Draft Genome Sequence of Lactobacillus casei Lbs2.

We report here a 3.2-Mb draft assembled genome of Lactobacillus casei Lbs2. The bacterium shows probiotic and immunomodulatory activities. The genome assembly and annotation will help to identify molecules and pathways responsible for interaction between the host immune system and the microbe.

GENOME ANNOUNCEMENT

An imbalance between gut microbiota and the immune system is responsible for many diseases, such as inflammatory bowel diseases, metabolic disorders, and cancer (1–3). Commensal bacteria with beneficial potential have been widely marketed as probiotics (Lactobacillus and Bifidobacterium species) that promote health (4). However, several safety concerns have been raised (5) due to limited knowledge regarding the probiotic mode of action (4, 6). Identification of a potential immunomodulatory probiotic strain still remains a challenge (7–9).

Lactobacillus casei constitutes one of the most popularly used probiotic strains marketed throughout the world, e.g., L. casei Shiorta (Yakult Honsha, Japan) and L. casei Immunitas (Actimel). Although complete L. casei genome sequences (NC_008526.1, NC_014334.1, NC_010999.1, NC_017474.1, NC_017473.1, NC_018641.1, and NC_021721) are available and genome analysis has elucidated its symbiotic mechanisms (10), information is still lacking on the immunomodulatory molecules of L. casei. We are reporting genome sequences of a novel strain, Lbs2, which is an indigenous isolate of healthy Indian gut identified by 16S rRNA sequencing (KM203837) and available at the probiotic repository established at the Molecular Biology Unit, NDRI, Karnal (India). The strain possesses probiotic attributes, such as acid and bile tolerance, hydrophobicity, and auto- and coaggregation properties. Intragastric administration of Lbs2 to mice induced a strong regulatory response with the generation of CD103+ dendritic cells (DCs) and FoxP3+ T-regulatory (Treg) cells in the mesenteric lymph nodes and intestinal lamina propria. High titers of regulatory cytokines (interleukin 10 [IL-10] and transforming growth factor-β [TGF-β]) were observed in the serum and colonic tissue lysates. As extracellular proteins of bacteria interact directly with mucosal cells (11), we analyzed proteins secreted in culture supernatant of Lbs2 through SDS-PAGE coupled with a matrix-assisted laser desorption ionization–time of flight tandem mass spectrometry (MALDI-TOF/TOF) mass spectrometer. A MASCOT search revealed high-confidence identification of four proteins, extracellular transglycosylase (YP_004888342), adherence protein (YP_004889513), and two moonlighting proteins, glyceraldehyde-3-phosphate dehydrogenase (YP_003062238.1) and lactate dehydrogenase (1LLC). Genome analysis will be used to determine molecular mechanisms in immunomodulation of this potent strain.

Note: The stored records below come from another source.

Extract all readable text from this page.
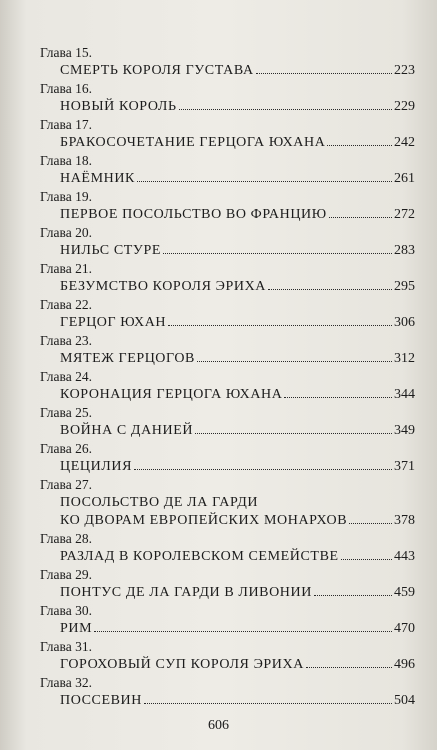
Глава 15.
СМЕРТЬ КОРОЛЯ ГУСТАВА	223
Глава 16.
НОВЫЙ КОРОЛЬ	229
Глава 17.
БРАКОСОЧЕТАНИЕ ГЕРЦОГА ЮХАНА	242
Глава 18.
НАЁМНИК	261
Глава 19.
ПЕРВОЕ ПОСОЛЬСТВО ВО ФРАНЦИЮ	272
Глава 20.
НИЛЬС СТУРЕ	283
Глава 21.
БЕЗУМСТВО КОРОЛЯ ЭРИХА	295
Глава 22.
ГЕРЦОГ ЮХАН	306
Глава 23.
МЯТЕЖ ГЕРЦОГОВ	312
Глава 24.
КОРОНАЦИЯ ГЕРЦОГА ЮХАНА	344
Глава 25.
ВОЙНА С ДАНИЕЙ	349
Глава 26.
ЦЕЦИЛИЯ	371
Глава 27.
ПОСОЛЬСТВО ДЕ ЛА ГАРДИ
КО ДВОРАМ ЕВРОПЕЙСКИХ МОНАРХОВ	378
Глава 28.
РАЗЛАД В КОРОЛЕВСКОМ СЕМЕЙСТВЕ	443
Глава 29.
ПОНТУС ДЕ ЛА ГАРДИ В ЛИВОНИИ	459
Глава 30.
РИМ	470
Глава 31.
ГОРОХОВЫЙ СУП КОРОЛЯ ЭРИХА	496
Глава 32.
ПОССЕВИН	504
606
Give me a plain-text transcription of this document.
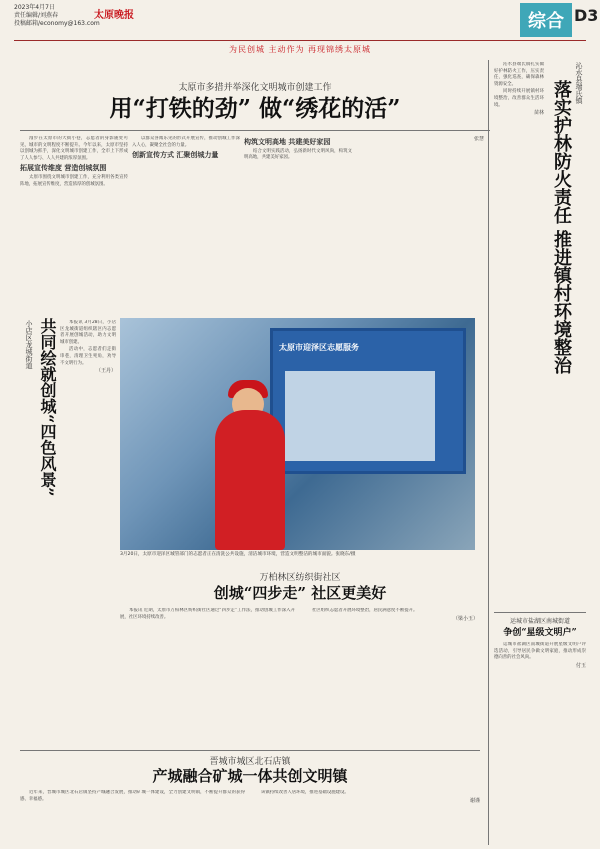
2023年4月7日
责任编辑/刘燕春
投稿邮箱/economy@163.com
太原晚报	综合 D3
为民创城 主动作为 再现锦绣太原城
太原市多措并举深化文明城市创建工作
用“打铁的劲” 做“绣花的活”

漫步在太原市的大街小巷，志愿者的身影随处可见，城市的文明程度不断提升。今年以来，太原市坚持以创城为抓手，深化文明城市创建工作，全市上下形成了人人参与、人人共建的浓厚氛围。

拓展宣传维度 营造创城氛围

太原市围绕文明城市创建工作，充分利用各类宣传阵地，拓展宣传维度，营造浓厚的创城氛围。

以群众喜闻乐见的形式开展宣传，推动创城工作深入人心，凝聚全社会的力量。

创新宣传方式 汇聚创城力量
构筑文明高地 共建美好家园

结合文明实践活动，弘扬新时代文明风尚，构筑文明高地，共建美好家园。

张慧
小店区龙城街道 共同绘就创城“四色风景”	本报讯 3月28日，小店区龙城街道组织辖区内志愿者开展创城活动，助力文明城市创建。

活动中，志愿者们走街串巷，清理卫生死角，劝导不文明行为。

（王丹）
太原市迎泽区志愿服务
3月20日，太原市迎泽区城管部门的志愿者正在清洗公共设施，清洁城市环境，营造文明整洁的城市面貌。张晓东/摄
万柏林区纺织街社区
创城“四步走” 社区更美好

本报讯 近期，太原市万柏林区纺织街社区通过“四步走”工作法，推动创城工作深入开展，社区环境持续改善。

社区组织志愿者开展环境整治，居民满意度不断提升。

（梁小玉）
晋城市城区北石店镇
产城融合矿城一体共创文明镇

近年来，晋城市城区北石店镇坚持产城融合发展，推动矿城一体建设，全力创建文明镇，不断提升群众的获得感、幸福感。

该镇持续改善人居环境，推进基础设施建设。

谢谨
沁水县端氏镇
落实护林防火责任 推进镇村环境整治

沁水县端氏镇扎实做好护林防火工作，压实责任，强化巡查，确保森林资源安全。

同时持续开展镇村环境整治，改善群众生活环境。

苗林
运城市盐湖区南城街道
争创“星级文明户”

运城市盐湖区南城街道开展星级文明户评选活动，引导居民争做文明家庭，推动形成崇德向善的社会风尚。

付玉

Whole-genome sequencing of L. casei Lbs2 was carried out with 200 µL DNA with a concentration of 219.4 ng/µl. A paired-end library was constructed with an insert size of approximately 300 bp, generating 151-bp reads at 500 coverage. Additionally, Illumina mate-pair libraries with a 3-kb insert size and 101-bp reads generated 150× coverage. Sequences were quality processed using the fastQC pipeline and in-house scripts. Approximately 9.6 million reads from paired-end and 4.4 million reads from mate-pair libraries were assembled initially using IDBA (12). IDBA assembly was randomly sheared, generating 6 k mate-pair jump data at 10× and 101-bp read length. Allpaths-LG-49856 (13) was used, combining paired-end data and mate-pair (3 kb and 6 kb) data producing the final assembly. The final assembly is 3.2 Mb with 297 scaffolds; the genome N50 is 48,309; and the largest scaffold is 185,255 bp and the smallest is 1,682 bp. The sequences were annotated at IICB and the Prokaryotic Genomes Annotation Pipeline (PGAAP) application on the NCBI server (http://www.ncbi.nlm.nih.gov/genomes/static/Pipeline.html), and both annotations concurred. The final annotated assembly has about 2,894 structural genes, 2,453 coding sequences (CDSs), 402 pseudogenes, 8 rRNAs, 29 tRNAs, and 2 ncRNAs.

This genome sequence and annotation hold great promise for the discovery of novel probiotic effector molecules.

Nucleotide sequence accession number.

The genome sequences are now available at NCBI under the accession number JPKN00000000.